Scaling prediction for self-avoiding polygons revisited

TL;DR

This paper provides a detailed analysis of self-avoiding polygons on various lattices, focusing on perimeter moments and the critical curve near the bicritical point, supporting a conjectured scaling function and identifying a new universal amplitude.

Contribution

It extends previous analyses with new enumeration data, supports a conjectured scaling function, and identifies a new universal amplitude in self-avoiding polygons.

Findings

Support for the conjectured scaling function of rooted polygons

Identification of an additional universal amplitude in unrooted polygons

Analysis of the shape of the critical curve near the bicritical point

Abstract

We analyse new exact enumeration data for self-avoiding polygons, counted by perimeter and area on the square, triangular and hexagonal lattices.

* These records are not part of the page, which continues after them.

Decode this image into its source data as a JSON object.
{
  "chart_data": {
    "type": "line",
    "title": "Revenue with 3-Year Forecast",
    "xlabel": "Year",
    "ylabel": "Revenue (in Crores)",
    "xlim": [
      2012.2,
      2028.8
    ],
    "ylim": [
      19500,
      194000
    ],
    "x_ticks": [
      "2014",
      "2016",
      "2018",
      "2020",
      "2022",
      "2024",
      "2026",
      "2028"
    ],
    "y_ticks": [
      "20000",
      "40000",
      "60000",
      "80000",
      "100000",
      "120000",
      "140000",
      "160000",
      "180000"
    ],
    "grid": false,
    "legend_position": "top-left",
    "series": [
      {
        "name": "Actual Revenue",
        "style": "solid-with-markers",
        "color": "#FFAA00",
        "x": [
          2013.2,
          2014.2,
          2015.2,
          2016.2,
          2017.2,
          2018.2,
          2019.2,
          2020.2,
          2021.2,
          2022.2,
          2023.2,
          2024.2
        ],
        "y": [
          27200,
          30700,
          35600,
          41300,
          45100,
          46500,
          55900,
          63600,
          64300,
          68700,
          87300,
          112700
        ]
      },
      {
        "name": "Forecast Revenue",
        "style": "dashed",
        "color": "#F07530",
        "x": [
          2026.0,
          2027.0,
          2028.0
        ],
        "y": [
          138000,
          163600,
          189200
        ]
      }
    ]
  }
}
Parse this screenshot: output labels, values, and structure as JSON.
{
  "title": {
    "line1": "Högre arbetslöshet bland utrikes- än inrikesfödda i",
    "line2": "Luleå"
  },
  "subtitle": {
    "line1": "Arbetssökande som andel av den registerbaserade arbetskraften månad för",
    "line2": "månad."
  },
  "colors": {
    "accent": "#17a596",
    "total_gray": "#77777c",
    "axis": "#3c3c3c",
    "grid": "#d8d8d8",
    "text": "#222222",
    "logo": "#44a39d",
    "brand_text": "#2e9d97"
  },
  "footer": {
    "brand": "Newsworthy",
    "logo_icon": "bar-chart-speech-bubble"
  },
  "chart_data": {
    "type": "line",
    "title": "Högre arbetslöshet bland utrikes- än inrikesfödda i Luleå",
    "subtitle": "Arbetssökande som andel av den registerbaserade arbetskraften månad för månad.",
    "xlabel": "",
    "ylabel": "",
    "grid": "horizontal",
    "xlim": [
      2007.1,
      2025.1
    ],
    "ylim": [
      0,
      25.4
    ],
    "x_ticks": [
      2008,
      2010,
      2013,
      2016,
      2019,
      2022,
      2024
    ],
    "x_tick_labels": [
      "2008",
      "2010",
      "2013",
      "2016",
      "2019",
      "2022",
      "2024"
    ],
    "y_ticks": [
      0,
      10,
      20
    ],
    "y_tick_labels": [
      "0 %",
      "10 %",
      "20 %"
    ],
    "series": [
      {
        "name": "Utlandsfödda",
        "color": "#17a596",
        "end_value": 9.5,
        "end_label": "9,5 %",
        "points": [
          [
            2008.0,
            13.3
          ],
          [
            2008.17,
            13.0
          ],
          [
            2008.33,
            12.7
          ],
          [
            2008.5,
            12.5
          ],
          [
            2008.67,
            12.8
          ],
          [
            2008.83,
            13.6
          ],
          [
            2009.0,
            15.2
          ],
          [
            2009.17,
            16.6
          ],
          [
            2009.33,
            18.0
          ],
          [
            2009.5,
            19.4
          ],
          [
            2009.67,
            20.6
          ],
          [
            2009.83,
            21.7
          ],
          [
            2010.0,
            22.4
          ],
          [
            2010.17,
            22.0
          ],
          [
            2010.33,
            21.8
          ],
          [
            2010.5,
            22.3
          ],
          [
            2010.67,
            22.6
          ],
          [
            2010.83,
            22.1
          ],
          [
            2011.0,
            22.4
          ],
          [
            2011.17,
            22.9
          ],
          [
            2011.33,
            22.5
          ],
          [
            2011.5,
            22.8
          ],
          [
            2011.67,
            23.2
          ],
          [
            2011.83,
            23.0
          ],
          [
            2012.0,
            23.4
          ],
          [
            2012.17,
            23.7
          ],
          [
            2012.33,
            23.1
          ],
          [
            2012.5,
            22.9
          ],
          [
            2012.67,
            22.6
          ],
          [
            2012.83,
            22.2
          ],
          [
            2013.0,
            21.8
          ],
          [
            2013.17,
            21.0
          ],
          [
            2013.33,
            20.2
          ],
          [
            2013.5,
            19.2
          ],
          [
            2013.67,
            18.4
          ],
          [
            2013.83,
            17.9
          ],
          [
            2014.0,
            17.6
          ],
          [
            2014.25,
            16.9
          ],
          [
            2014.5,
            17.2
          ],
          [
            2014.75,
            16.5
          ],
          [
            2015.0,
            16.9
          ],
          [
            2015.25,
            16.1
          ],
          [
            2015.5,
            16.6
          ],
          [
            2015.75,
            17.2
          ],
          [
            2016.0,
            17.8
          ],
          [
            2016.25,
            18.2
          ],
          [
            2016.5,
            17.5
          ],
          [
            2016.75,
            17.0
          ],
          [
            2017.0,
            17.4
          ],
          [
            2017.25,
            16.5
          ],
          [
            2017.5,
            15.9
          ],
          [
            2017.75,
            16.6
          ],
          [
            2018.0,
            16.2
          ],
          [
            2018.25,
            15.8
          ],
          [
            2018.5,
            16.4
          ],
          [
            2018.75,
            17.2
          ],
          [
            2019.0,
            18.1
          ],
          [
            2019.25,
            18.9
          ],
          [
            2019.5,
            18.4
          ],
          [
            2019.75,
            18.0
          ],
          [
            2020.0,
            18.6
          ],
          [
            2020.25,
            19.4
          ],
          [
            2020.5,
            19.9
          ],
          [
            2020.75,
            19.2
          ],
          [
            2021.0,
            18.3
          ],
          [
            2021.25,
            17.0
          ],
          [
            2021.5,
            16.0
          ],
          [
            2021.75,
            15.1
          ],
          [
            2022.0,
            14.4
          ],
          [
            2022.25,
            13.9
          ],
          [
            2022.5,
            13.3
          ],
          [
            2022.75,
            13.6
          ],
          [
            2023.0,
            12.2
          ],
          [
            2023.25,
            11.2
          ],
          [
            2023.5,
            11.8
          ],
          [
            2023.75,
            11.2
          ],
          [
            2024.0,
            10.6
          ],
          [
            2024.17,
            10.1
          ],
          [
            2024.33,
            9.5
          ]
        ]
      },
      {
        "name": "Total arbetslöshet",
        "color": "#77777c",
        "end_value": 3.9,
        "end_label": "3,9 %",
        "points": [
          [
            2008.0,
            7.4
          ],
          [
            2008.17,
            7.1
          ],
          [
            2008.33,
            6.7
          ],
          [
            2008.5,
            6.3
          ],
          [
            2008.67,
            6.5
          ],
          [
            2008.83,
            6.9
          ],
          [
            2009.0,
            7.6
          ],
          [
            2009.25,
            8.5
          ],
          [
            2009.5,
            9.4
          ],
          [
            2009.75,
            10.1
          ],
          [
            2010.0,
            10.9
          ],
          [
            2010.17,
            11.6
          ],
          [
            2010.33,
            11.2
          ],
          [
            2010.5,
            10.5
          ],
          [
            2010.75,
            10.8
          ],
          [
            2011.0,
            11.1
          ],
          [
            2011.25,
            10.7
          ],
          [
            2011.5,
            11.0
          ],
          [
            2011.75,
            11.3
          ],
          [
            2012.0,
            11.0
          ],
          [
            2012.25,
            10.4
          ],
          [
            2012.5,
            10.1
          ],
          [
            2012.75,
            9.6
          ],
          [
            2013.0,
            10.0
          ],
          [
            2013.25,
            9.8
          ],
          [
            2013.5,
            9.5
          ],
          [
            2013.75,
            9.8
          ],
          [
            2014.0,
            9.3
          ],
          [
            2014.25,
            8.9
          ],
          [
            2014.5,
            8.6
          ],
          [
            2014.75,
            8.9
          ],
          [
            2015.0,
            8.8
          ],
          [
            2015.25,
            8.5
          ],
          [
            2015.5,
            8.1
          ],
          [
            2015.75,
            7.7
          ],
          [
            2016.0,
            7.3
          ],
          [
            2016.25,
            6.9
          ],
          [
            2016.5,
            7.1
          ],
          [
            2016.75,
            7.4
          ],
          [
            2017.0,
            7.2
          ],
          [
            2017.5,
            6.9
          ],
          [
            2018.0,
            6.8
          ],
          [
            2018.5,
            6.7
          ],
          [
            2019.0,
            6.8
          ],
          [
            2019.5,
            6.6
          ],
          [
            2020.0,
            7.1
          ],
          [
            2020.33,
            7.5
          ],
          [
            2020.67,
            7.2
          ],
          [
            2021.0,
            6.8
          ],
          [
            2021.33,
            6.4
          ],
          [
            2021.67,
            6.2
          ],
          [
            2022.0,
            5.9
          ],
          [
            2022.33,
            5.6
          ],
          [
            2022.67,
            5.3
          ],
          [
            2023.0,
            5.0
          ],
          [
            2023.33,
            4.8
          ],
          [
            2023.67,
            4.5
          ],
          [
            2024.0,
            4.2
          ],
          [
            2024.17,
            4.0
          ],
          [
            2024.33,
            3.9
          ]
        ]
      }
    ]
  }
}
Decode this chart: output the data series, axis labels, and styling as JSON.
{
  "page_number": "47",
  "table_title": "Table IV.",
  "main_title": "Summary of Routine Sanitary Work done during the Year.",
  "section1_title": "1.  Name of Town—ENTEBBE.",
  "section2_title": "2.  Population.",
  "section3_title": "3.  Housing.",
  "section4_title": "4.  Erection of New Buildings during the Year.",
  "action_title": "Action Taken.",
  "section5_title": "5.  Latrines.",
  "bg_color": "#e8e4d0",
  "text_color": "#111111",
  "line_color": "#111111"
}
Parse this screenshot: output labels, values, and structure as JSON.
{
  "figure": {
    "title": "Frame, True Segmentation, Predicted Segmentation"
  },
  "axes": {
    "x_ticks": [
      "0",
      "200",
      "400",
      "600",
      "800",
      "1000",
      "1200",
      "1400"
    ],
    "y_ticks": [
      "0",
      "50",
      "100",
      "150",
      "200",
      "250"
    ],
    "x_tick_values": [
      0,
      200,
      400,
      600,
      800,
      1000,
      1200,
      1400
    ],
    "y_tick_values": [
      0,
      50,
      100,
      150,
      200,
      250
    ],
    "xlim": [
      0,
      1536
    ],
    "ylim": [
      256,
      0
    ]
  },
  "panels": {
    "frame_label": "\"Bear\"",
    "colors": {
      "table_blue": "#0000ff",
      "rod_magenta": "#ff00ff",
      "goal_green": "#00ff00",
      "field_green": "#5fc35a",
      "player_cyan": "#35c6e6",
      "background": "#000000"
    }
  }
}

In extending earlier analyses, we focus on the perimeter moments in the vicinity of the bicritical point. We also consider the shape of the critical curve near the bicritical point, which describes the crossover to the branched polymer phase. Our recently conjectured expression for the scaling function of rooted self-avoiding polygons is further supported. For (unrooted) self-avoiding polygons, the analysis reveals the presence of an additional additive term with a new universal amplitude. We conjecture the exact value of this amplitude.